How do I build a regex pattern that searches over a text T and tries to find a search string S.

There are 2 requirements:

  1. S could be made of any character.
  2. S could be anywhere in the string but can't be part of a word.

I know that in order to escape special regex characters I put the search string between \Q and \E as such:

\EMySearch_String\Q

How do I prevent finding partial matching of S in T?

ben39
  • 2,427
  • 4
  • 20
  • 19
  • 1
    What do you mean by "can't be part of a word"? Does it mean it must be the whole word? Could you give some positive and negative examples? – walrii Jul 16 '12 at 04:25
  • 1
    Have you looked at the solution to this http://stackoverflow.com/questions/5091057/how-to-find-a-whole-word-in-a-string-in-java does that help you? – vcetinick Jul 16 '12 at 04:30
  • @vcetinick: `\\b` is no good here, since `S` could include any character. – Keppil Jul 16 '12 at 06:09

2 Answers2

1

You can do like this if
can't be part of a word
is interpreted as
preceded by start-of-string or space and followed by end-of-string or space:

String s = "3894$75\\/^()";
String text = "fdsfsd3894$75\\/^()dasdasd 22348 3894$75\\/^()";
Matcher m = Pattern.compile("(?<=^|\\s)\\Q" + s + "\\E(?=\\s|$)").matcher(text);
while (m.find()) {
    System.out.println("Found match! :'" + m.group() + "'");
}

This prints only one

Found match! :'3894$75/^()'

Keppil
  • 45,603
  • 8
  • 97
  • 119
0

I think what you're trying to find can be easily solved with lookaheads and lookbehinds.
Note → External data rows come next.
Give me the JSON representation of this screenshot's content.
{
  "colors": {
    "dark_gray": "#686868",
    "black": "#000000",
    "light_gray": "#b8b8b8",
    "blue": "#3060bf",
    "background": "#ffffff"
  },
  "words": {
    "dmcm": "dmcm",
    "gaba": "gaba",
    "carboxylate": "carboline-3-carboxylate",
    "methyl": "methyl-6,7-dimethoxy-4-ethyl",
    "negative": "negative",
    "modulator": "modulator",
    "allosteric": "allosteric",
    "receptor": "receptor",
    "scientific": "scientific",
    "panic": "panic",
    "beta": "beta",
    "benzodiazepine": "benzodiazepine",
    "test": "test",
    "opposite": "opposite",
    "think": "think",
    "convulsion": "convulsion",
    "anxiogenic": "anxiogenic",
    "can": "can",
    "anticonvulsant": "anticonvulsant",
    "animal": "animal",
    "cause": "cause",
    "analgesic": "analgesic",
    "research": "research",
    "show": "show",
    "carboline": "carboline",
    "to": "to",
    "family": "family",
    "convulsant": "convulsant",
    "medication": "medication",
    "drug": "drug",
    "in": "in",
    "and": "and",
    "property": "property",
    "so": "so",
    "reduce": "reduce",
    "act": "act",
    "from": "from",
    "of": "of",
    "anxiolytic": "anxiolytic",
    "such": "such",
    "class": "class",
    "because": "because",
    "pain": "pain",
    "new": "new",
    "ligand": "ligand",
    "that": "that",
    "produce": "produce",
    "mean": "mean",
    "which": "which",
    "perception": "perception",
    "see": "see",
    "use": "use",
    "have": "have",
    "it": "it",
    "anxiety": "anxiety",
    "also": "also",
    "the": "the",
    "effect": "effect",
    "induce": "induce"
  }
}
Take a look at this for a good explanation.

Then there's a bit of flip-flopping booleans, but you're looking ahead and behind for NOT Non-Space characters (\S). You don't want to look for space characters only because S might be at the start or end of the string. Like so:

(?<!\S)S(?!\S)
VolatileRig
  • 2,727
  • 6
  • 32
  • 44